Before — a 150-line function that processes a financial transaction:

function processTransaction(raw: any) {
  // 30 lines: validate and normalize the amount, currency, exchange rates
  // 20 lines: look up account, check balance, determine account type
  // 25 lines: compute fees based on transaction type, account tier, amount thresholds
  // 20 lines: build the ledger entries (debits, credits, fee entries)
  // 15 lines: format the result for the API response
  // ...
}

Extracting functions yields validateAmount(), lookupAccount(), computeFees(), buildLedgerEntries(), formatResponse() — five functions, each called once, each needing most of the same context. Nothing is gained.

The type-centric approach asks: what are the things? Answer: Money (amount + currency + exchange context), Account (balance + tier + type), Fee (rule + computed amount), LedgerEntry (debit/credit + account + amount). Each becomes a module with its own creation, validation, and transformation functions. The original function becomes:

function processTransaction(raw: RawTransaction) {
  const money = Money.parse(raw.amount, raw.currency)
  const account = Account.lookup(raw.accountId)
  const fees = Fee.compute(money, account)
  const entries = LedgerEntry.fromTransaction(money, account, fees)
  return TransactionResult.format(entries)
}

Five lines, each a single domain operation. The complexity didn’t disappear — it moved into modules organized around types, where it can be understood, tested, and modified independently.

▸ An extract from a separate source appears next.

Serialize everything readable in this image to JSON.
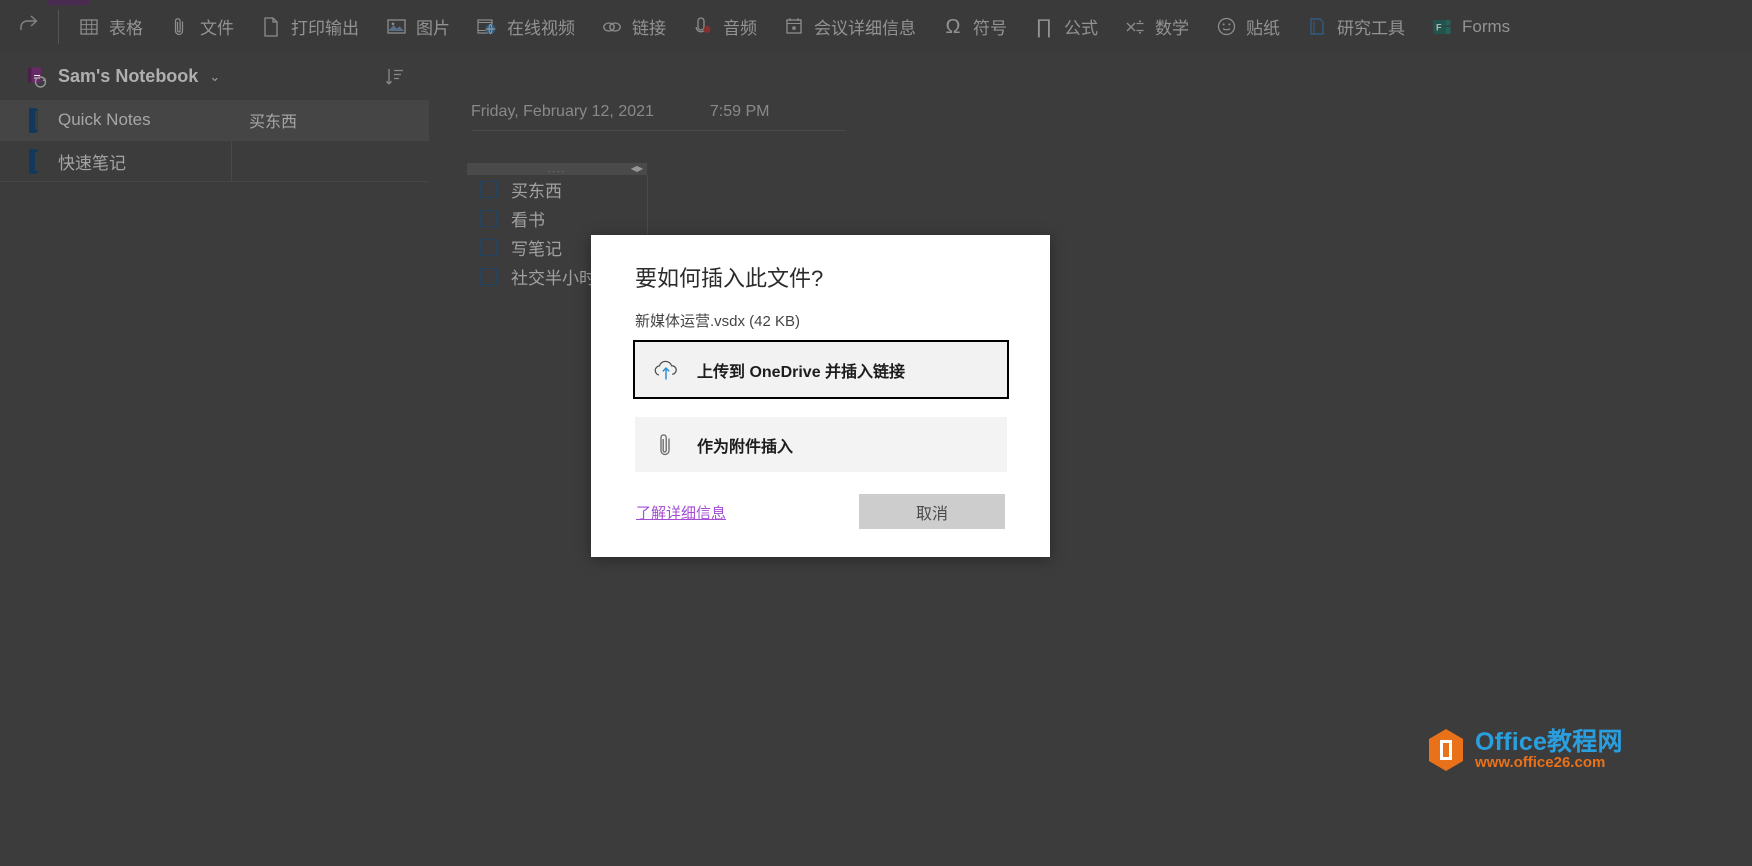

The relationship to other fixes

Type-centric modularization is a method — a practical technique for achieving several other properties in this guide:

It creates the layered vocabulary of F5 — types are the primitives, modules provide the means of combination and abstraction
It naturally produces deep modules (F6) — a type’s module hides the design decision of how that type is represented and operated on
It reduces cognitive load (F8) — the reader deals with one type and its operations at a time, not the full context of the original code
It makes data flow (F2) visible — the types at each stage of a pipeline are the intermediate values, named and inspectable

Remedy

When facing intractable code, look for types first, not functions. The types you identify become your module boundaries.
Colocate operations with their type. Creation, validation, transformation, and queries on a type all belong in that type’s module.
For compound operations, determine the dominant type or create a dedicated compound module.
Avoid “helper function” files. If a function doesn’t have a clear type it belongs to, that’s often a sign of a missing type — not a missing utils file.
Don’t force opacity. In structurally typed languages like TypeScript, you don’t need OCaml’s opaque types to benefit from this pattern. The value is in the organizational principle — colocating a type with its operations — not in access control.